С этим выводом трудно не согласиться. Тогда возникает вопрос: а зачем вообще открещиваться от того очевидного факта, что Генеральным штабом Красной армии были разработаны планы нанесения упреждающего удара по фашистской Германии? Ведь подобные намерения советского руководства никак не компрометируют СССР в глазах мирового сообщества. Вот подписать с нацистами в августе 1939 года секретный протокол и вместе с ними делить Европу — да, это плохо. Это сегодня главный аргумент в пользу существующего в ряде стран Европы мнения об одинаковой ответственности Гитлера и Сталина за развязывание Второй мировой войны.
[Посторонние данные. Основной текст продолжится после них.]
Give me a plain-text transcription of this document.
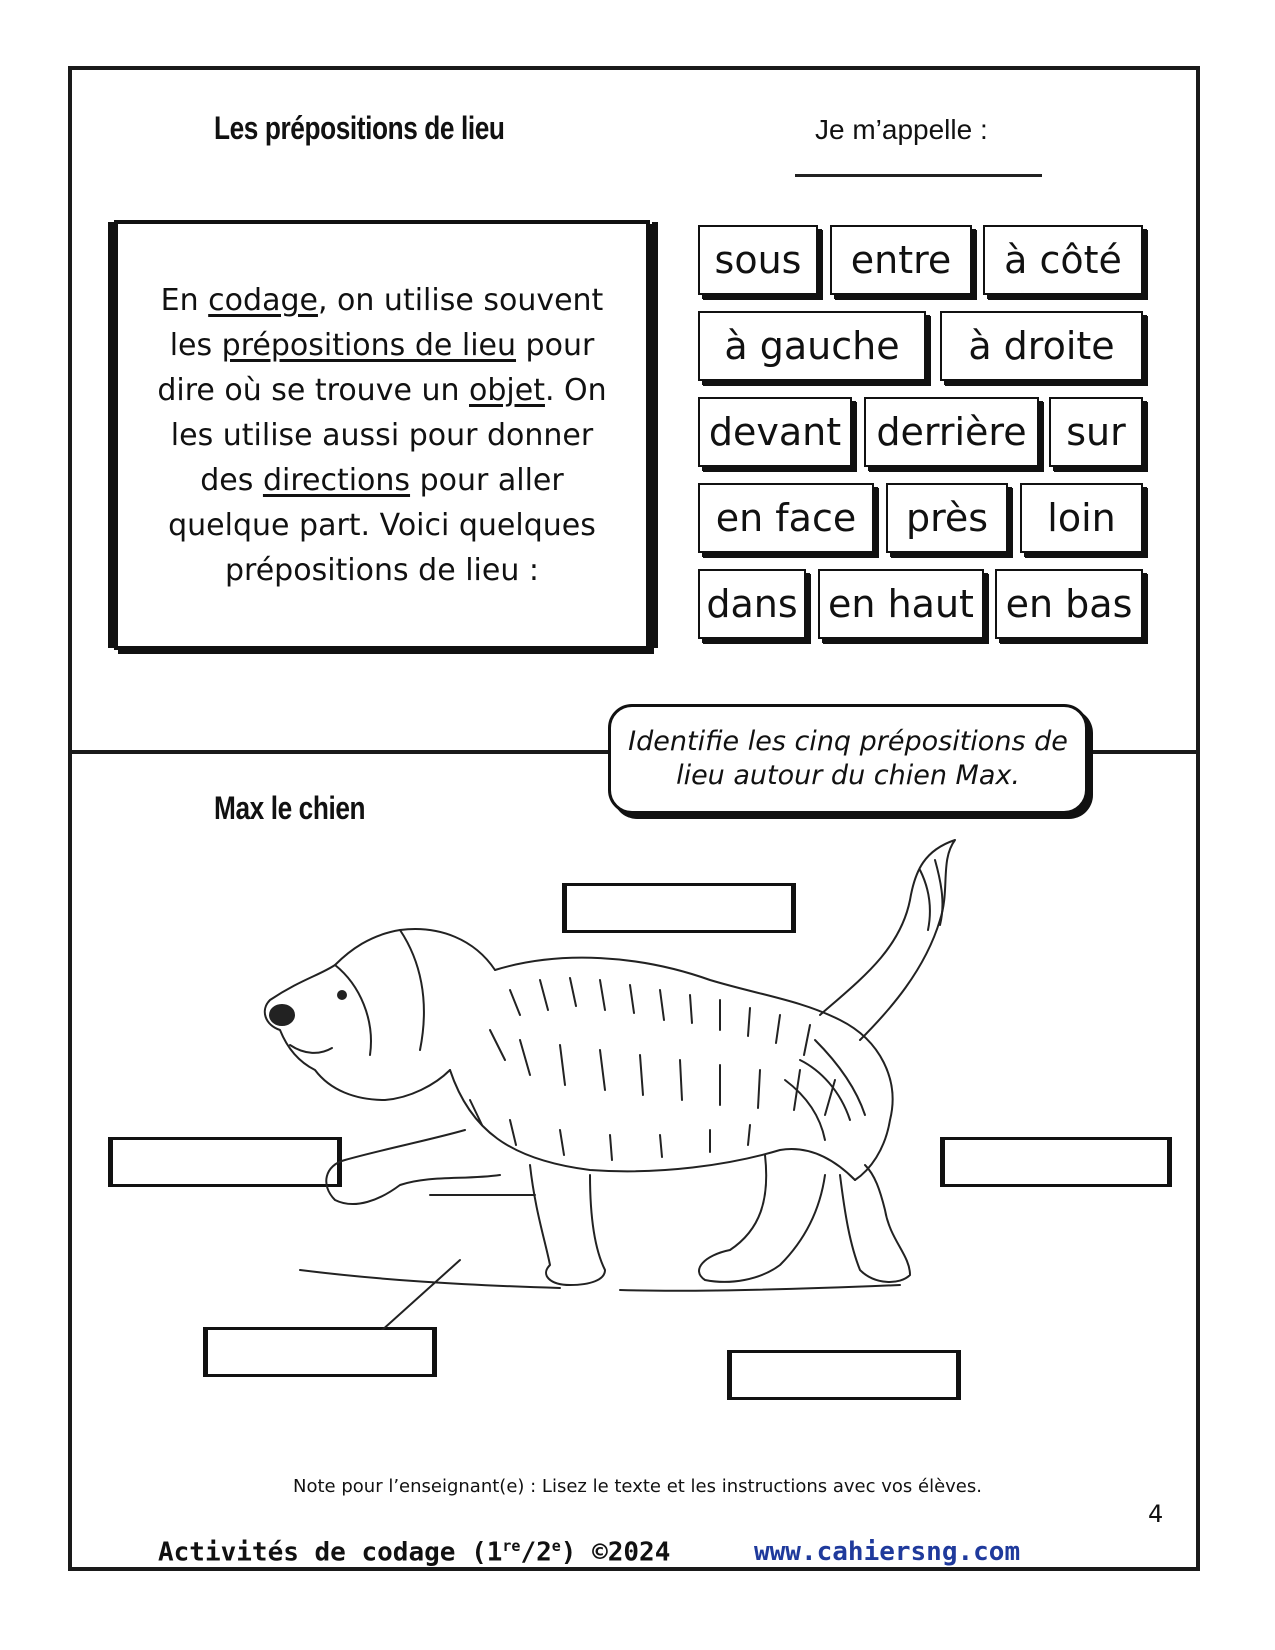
Les prépositions de lieu	Je m’appelle :
En codage, on utilise souvent les prépositions de lieu pour dire où se trouve un objet. On les utilise aussi pour donner des directions pour aller quelque part. Voici quelques prépositions de lieu :
sous	entre	à côté
à gauche	à droite
devant derrière	sur
en face	près	loin
dans en haut en bas
Identifie les cinq prépositions de lieu autour du chien Max.
Max le chien
Note pour l’enseignant(e) : Lisez le texte et les instructions avec vos élèves.
Activités de codage (1re/2e) ©2024	www.cahiersng.com
4
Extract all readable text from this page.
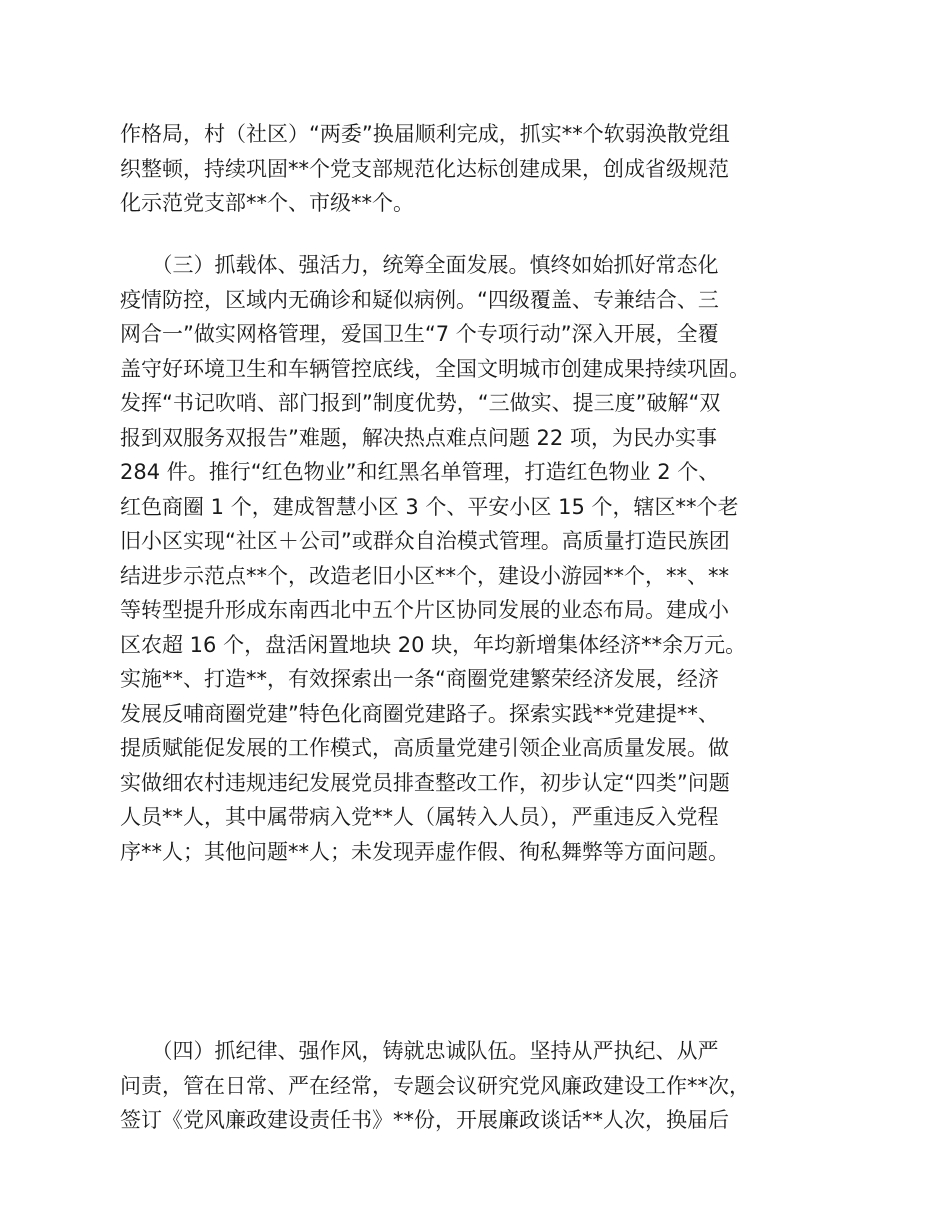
作格局，村（社区）“两委”换届顺利完成，抓实**个软弱涣散党组
织整顿，持续巩固**个党支部规范化达标创建成果，创成省级规范
化示范党支部**个、市级**个。
　　（三）抓载体、强活力，统筹全面发展。慎终如始抓好常态化
疫情防控，区域内无确诊和疑似病例。“四级覆盖、专兼结合、三
网合一”做实网格管理，爱国卫生“7 个专项行动”深入开展，全覆
盖守好环境卫生和车辆管控底线，全国文明城市创建成果持续巩固。
发挥“书记吹哨、部门报到”制度优势，“三做实、提三度”破解“双
报到双服务双报告”难题，解决热点难点问题 22 项，为民办实事
284 件。推行“红色物业”和红黑名单管理，打造红色物业 2 个、
红色商圈 1 个，建成智慧小区 3 个、平安小区 15 个，辖区**个老
旧小区实现“社区＋公司”或群众自治模式管理。高质量打造民族团
结进步示范点**个，改造老旧小区**个，建设小游园**个，**、**
等转型提升形成东南西北中五个片区协同发展的业态布局。建成小
区农超 16 个，盘活闲置地块 20 块，年均新增集体经济**余万元。
实施**、打造**，有效探索出一条“商圈党建繁荣经济发展，经济
发展反哺商圈党建”特色化商圈党建路子。探索实践**党建提**、
提质赋能促发展的工作模式，高质量党建引领企业高质量发展。做
实做细农村违规违纪发展党员排查整改工作，初步认定“四类”问题
人员**人，其中属带病入党**人（属转入人员），严重违反入党程
序**人；其他问题**人；未发现弄虚作假、徇私舞弊等方面问题。
　　（四）抓纪律、强作风，铸就忠诚队伍。坚持从严执纪、从严
问责，管在日常、严在经常，专题会议研究党风廉政建设工作**次，
签订《党风廉政建设责任书》**份，开展廉政谈话**人次，换届后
Торговаться с Гитлером в ноябре 1940 года об условиях присоединения к Тройственному пакту (Германия, Италия, Япония), направленного на дальнейший передел мира, — да, это не красит СССР, ибо свидетельствует о беспринципности и политическом авантюризме советского руководства во внешнеполитической деятельности в тот период. А открыто выступить против государства, которое подмяло под себя почти всю Центральную и Западную Европу — что в этом плохого?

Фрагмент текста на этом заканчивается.